EU assured PH Congress backs efforts to improve Filipino sailors’ training program
MANILA, Philippines — Albay 2nd District Rep. Joey Salceda has assured the European Union (EU) delegation in the country that Philippine Congress supports calls to enhance training standards for Filipino seafarers.
Salceda gave his word in response to an imminent ban on hiring Filipino seafarers in Europe.
In a statement on Thursday, Salceda said he wrote to European Ambassador Luc Veron to seek support from the EU for any initiative.
As the Philippines has consistently failed the European Maritime Safety Agency’s (Emsa) evaluation over the previous 16 years, 50,000 Filipino seafarers might lose their jobs and future deployment in Europe could be banned.

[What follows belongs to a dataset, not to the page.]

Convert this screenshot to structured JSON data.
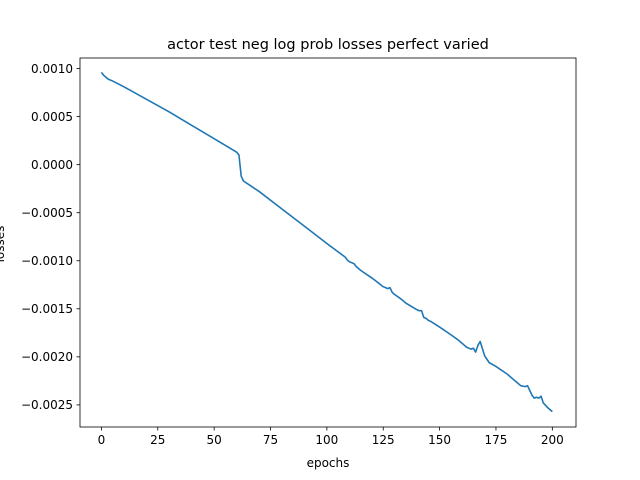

“In view of the EMSA audit for compliance with the International Convention on Standards of Training, Certification and Watchkeeping for Seafarers (STCW) this November, and in view of the urgency of keeping logistics secure during this turbulent period for the global economy, please be reassured of my full support for any initiative you may forward on the subject,” Salceda said in his letter to Veron.
“As a senior member of the Congressional leadership team, I would like to express my interest in working with the European Union’s delegation to the Philippines to forward the interests of both Filipino seafarers and European shipping and logistics on areas such as Filipino seafarer training,” he added.
Salceda heads the Philippine House of Representatives committee on ways and means.
He said Albay has several Filipino seamen who will lose their jobs.
In addition, they want to cooperate with local officials to improve maritime schools.
“I understand that the findings of the European Maritime Safety Agency (EMSA) over the past years put at risk the eligibility for employment of some 50,000 Filipino seafarers, many of whom are my constituents,” Salceda noted.
“Likewise, allow me to offer my district office’s interest in working with the European delegation on improving the training capabilities of maritime schools in Albay province, which I represent,” he added.
The repeated failure of the country to pass the Emsa assessment has prompted President Ferdinand Marcos Jr. to transfer seafarers’ training responsibilities from the Maritime Industry Authority (Marina) to:
- Department of Migrant Workers (DMW)
- Department of Transportation (DOTr)
- Department of Foreign Affairs (DFA)
- Department of Labor and Employment (DOLE)
- Commission on Higher Education (CHEd)
Salceda further warned that seafarers deployed to EU nations are one of the country’s highest-earning overseas Filipino workers (OFWs), which means they also provide high revenues back to the Philippines.
“Europe-hired Pinoy seafarers are some of our highest earners. They account for some 50,000 very well-paid jobs. And we could lose a big number of those jobs if we fail the EMSA audit once again this November,” Salceda warned.
While Filipinos are preferred seafarers in the region, as employers have no problems with OFWs, the lawmaker stressed that the training aspect should not be taken for granted.
“Over the past few months, European marine industry has relied heavily on Filipino seafarers, who are culturally predisposed towards the West. They have very few problems with us culturally,” he said.“But we need to boost our training and take serious heed of the concerns of EMSA. We have been failing their audits for at least 16 years already.”
“(While) EU is unlikely to ban Pinoy seafarers from their flagged ships, some companies are doubtless going to take seriously the EMSA findings this year. And if the findings are too adverse, some of them might hesitate if not avoid hiring Filipinos. That will surely hurt jobs in the sector,” he added.
But this is not the first time that a lawmaker warned the government about the continuous failures in terms of Emsa findings. In March, Senator Joel Villanueva said that Marina has to ensure that the Philippines is compliant with the STCW — a treaty which ensures that the training provided for sailors is at par with global standards.